One of the presentations I attended at our last NAPO conference was on the topic: The Last Stage of Life – Practical Preparations for Everyone. The well-versed presenter was Audrey Billet. This might sound like a morbid topic, but it is really a very practical way of preparing for the future. On a personal note, you can have no idea unless you have experienced it yourself, what a blessing it was that my late husband and I had all the conversations and paperwork in order before he became ill and died. I did not have to second guess what his wishes were during my time of grief.

It is important to have conversations with loved ones before something catastrophic happens. What surprised me was that I had not considered that this would also mean my unmarried son. If you have a child that is now of legal age, as a parent you have no right to get his medical information or make a decision on what should happen if they are in a terrible accident or become too ill to make their own decisions unless you have the paperwork to show that they allow you to make those decisions. If you have an elderly parent or spouse, you should also have conversations around topics such as memory loss and assisted living. I know that my mother always used to say, “The most horrible thing I can think of is to wake up somewhere and have no idea where I am.” When you hear a statement that, it is the time to talk about what she would want when the time comes to consider such options.

Audrey stated that everyone should have:

  1. An advance directive (living will) updated every 5 years
  2. A durable power of attorney for healthcare
  3. HIPPA releases
  4. A durable power of attorney for finances
While looking up HIPPA releases, I discovered that if your loved one does not have one in place with their medical insurance company, they too will not discuss anything with you.
Now I have all of these things except I should have HIPPA releases in other places besides my main doctor.
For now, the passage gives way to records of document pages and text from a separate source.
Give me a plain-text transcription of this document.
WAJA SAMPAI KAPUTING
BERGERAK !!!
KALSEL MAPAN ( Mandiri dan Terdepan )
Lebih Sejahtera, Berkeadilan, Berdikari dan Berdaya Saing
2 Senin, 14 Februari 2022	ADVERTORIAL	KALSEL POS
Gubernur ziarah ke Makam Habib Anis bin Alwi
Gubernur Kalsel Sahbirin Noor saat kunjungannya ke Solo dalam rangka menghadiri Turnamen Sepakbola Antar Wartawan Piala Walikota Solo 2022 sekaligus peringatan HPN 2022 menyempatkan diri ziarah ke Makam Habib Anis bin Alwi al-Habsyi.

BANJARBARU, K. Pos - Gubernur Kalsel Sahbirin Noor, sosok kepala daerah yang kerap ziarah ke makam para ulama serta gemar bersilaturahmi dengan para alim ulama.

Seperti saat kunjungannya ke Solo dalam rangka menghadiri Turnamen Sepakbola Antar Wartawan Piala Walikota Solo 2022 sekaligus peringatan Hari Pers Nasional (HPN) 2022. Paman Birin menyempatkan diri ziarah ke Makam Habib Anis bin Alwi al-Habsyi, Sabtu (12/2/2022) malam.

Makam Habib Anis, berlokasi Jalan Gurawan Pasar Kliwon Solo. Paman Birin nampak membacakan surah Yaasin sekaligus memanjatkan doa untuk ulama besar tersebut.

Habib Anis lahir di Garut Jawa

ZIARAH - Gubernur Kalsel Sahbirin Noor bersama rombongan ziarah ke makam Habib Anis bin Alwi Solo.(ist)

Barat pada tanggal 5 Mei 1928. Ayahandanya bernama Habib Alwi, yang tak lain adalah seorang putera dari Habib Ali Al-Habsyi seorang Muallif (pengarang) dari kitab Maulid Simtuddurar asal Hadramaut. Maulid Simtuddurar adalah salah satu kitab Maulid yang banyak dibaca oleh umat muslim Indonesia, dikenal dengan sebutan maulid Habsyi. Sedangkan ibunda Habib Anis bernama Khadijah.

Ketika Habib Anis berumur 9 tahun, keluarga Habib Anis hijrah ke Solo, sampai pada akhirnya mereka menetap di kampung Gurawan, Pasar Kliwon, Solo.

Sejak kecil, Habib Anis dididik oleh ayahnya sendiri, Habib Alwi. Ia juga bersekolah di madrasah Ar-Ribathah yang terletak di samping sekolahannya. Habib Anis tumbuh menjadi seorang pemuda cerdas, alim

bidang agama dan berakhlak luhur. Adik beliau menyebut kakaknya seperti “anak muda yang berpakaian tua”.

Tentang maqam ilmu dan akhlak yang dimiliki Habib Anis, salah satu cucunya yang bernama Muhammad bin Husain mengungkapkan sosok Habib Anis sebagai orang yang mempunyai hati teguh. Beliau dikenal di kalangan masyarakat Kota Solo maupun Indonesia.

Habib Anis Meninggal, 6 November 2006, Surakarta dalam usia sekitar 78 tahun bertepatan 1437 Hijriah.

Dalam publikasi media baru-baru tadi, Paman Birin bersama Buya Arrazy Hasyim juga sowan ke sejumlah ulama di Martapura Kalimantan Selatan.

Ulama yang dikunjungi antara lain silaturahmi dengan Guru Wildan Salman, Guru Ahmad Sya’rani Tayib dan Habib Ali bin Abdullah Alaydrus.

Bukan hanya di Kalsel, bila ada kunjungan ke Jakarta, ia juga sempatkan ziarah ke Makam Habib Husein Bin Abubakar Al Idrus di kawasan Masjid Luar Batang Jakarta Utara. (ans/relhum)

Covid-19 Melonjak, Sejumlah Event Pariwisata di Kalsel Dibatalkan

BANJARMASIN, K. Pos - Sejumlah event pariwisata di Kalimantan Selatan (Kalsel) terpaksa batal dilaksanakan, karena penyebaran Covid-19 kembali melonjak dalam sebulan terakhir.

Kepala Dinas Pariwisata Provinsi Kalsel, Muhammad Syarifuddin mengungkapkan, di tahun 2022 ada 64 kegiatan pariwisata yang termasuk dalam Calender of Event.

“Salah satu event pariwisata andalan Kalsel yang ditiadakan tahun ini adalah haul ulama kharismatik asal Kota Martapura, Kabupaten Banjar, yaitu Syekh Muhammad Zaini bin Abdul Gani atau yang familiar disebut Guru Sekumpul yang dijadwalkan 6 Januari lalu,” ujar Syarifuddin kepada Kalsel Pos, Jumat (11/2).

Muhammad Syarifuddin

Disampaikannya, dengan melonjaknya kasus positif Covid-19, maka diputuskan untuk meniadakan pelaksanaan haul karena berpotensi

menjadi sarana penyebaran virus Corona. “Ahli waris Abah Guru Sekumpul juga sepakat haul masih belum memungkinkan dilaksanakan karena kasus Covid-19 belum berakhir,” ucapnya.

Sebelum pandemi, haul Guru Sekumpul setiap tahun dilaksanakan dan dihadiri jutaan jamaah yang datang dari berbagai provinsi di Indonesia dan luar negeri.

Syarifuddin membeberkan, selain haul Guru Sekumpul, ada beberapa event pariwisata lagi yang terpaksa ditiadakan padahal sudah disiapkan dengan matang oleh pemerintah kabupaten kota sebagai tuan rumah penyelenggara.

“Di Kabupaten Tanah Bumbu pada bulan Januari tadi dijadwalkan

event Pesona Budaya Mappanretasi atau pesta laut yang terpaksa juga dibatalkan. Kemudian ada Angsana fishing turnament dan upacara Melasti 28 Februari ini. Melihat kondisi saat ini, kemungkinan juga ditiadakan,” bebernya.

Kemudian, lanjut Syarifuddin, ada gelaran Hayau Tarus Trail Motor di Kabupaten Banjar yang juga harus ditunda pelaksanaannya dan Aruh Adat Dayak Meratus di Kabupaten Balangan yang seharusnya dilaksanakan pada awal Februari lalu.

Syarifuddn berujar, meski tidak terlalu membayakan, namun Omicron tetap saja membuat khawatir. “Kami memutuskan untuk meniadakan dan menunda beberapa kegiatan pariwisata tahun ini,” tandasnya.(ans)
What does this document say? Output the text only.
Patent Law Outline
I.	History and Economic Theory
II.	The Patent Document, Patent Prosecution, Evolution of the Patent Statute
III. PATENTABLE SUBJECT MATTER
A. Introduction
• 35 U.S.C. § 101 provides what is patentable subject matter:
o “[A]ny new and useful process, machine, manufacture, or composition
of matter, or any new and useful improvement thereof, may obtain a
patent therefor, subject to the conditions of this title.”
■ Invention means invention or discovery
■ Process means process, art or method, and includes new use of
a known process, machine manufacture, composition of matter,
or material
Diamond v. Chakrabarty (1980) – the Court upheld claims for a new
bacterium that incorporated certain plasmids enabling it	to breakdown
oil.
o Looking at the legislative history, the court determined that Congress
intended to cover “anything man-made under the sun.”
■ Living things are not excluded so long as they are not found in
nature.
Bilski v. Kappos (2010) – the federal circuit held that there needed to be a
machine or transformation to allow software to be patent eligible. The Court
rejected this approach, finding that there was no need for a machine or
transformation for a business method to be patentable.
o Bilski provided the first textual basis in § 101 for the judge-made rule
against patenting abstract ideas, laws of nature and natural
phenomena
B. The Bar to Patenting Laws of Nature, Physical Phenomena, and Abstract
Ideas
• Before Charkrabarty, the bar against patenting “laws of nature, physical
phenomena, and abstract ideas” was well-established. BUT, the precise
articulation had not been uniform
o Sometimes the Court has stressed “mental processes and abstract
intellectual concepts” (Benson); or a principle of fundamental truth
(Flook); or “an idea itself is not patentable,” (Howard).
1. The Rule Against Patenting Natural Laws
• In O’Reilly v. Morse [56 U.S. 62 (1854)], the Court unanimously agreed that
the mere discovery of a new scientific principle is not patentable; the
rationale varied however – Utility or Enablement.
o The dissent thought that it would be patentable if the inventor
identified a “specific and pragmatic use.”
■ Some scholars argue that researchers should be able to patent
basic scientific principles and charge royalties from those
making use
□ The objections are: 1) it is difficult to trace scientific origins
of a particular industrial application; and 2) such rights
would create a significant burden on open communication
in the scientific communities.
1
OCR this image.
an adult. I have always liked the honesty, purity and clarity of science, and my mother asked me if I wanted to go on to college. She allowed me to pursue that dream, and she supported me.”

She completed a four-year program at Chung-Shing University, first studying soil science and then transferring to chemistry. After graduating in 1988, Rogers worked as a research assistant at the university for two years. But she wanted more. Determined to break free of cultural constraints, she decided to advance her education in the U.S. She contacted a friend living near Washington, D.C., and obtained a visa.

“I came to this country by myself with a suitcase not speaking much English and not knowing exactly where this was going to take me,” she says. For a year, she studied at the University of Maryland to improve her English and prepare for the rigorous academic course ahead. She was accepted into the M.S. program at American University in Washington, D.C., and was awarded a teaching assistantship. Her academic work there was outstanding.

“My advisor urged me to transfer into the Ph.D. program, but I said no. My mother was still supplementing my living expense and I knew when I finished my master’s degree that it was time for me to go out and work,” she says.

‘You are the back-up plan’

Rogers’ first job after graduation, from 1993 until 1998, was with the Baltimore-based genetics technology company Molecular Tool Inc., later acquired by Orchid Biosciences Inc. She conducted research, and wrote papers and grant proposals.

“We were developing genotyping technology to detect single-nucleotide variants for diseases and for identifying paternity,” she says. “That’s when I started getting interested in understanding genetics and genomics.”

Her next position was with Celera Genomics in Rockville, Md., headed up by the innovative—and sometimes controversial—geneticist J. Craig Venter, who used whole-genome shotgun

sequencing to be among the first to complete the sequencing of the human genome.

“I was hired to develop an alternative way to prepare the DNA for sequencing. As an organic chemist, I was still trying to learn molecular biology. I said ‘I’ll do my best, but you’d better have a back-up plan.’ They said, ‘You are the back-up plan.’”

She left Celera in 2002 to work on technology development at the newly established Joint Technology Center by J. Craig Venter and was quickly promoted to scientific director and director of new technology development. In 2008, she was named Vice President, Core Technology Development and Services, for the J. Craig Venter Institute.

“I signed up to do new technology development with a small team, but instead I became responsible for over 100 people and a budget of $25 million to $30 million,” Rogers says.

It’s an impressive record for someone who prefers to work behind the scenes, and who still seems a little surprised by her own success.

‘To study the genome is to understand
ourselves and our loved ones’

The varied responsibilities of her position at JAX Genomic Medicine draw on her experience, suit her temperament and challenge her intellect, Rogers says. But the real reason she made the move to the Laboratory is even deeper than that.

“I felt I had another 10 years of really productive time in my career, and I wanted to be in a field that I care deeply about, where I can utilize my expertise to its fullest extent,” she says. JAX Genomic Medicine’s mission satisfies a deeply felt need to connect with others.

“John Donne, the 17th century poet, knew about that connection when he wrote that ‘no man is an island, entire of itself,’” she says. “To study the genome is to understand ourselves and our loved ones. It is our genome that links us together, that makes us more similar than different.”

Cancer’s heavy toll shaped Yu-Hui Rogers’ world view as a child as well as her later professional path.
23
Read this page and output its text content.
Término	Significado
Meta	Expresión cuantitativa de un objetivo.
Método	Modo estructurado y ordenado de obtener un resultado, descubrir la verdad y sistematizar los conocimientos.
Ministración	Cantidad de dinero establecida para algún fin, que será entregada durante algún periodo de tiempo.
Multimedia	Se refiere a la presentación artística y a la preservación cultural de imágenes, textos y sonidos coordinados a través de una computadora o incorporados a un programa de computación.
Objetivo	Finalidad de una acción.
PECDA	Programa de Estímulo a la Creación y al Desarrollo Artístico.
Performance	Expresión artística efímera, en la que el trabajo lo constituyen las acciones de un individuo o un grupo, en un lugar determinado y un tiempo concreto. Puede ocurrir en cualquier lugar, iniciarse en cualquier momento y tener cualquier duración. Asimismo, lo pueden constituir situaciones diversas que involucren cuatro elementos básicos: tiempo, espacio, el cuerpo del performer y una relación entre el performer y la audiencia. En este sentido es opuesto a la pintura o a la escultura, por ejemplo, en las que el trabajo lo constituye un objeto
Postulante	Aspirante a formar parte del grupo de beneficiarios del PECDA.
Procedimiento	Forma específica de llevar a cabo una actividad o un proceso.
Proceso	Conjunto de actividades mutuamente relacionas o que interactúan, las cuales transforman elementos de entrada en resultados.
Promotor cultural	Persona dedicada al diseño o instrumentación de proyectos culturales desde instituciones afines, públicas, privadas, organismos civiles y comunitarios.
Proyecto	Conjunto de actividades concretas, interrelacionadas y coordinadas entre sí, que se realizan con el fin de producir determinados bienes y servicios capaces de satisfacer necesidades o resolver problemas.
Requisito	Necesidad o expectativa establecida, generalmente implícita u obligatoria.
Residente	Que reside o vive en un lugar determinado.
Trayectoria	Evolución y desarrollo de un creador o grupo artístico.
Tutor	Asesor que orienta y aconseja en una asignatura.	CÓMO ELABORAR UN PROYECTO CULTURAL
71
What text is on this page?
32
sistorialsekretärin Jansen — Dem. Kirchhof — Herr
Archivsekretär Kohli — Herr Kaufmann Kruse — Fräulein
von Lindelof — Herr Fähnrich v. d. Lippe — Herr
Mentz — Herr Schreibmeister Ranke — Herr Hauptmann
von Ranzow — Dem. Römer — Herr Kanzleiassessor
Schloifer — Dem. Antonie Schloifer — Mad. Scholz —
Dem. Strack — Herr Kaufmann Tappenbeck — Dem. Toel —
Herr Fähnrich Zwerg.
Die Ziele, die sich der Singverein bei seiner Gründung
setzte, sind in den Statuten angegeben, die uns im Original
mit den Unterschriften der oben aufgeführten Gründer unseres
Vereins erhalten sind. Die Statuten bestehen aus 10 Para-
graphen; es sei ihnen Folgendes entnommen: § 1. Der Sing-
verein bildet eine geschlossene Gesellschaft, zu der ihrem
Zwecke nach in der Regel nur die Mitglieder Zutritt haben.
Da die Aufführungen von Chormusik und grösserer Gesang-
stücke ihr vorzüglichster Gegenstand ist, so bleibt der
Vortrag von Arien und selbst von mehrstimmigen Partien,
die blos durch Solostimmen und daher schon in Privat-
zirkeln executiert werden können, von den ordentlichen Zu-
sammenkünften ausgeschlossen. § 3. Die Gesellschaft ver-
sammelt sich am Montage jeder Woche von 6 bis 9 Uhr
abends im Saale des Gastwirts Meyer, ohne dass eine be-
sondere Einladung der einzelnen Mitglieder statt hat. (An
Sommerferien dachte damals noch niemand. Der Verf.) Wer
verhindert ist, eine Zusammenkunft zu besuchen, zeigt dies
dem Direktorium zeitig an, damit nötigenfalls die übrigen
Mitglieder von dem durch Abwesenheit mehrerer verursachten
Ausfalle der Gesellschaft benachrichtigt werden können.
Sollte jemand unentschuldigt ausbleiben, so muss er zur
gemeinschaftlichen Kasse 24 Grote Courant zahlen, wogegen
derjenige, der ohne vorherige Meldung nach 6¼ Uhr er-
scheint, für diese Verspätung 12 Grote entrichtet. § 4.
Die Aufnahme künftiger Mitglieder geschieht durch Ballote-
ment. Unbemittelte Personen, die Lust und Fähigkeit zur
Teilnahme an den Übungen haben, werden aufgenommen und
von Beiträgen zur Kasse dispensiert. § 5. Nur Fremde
But if an emergency happens to me, where would first responders find this information?
Places first responders might look:
  1. On a person’s body – a medical alert bracelet can connect them to a database
  2.  The fridge – some states have programs that train responders to look for a tag or yellow dot & responders might look in the fridge for diabetic medicines
  3. The front door – there is a program called Vial of Life that provides people with a form – then a sticker is on the front door to alert responders
  4. Your wallet or purse – first responders may not look there but the medical professionals in the emergency room will
  5. Your cell phone – ICE stands for In Case of Emergency – if you make this entry on your phone with a phone number of who to contact – this will probably be checked at the emergency room
Having basic information on hand for EMTs or paramedics is important but there is not a set location on where to keep this. It is a good idea to have it in more than one location.
Audrey also recommended a book, Being Mortal by Atul Gauande, as a useful resource on this topic.
I highly recommend that if you have not already made these preparations, you schedule a time to do so now. Then share with your loved ones what you have done and where the paperwork is filed.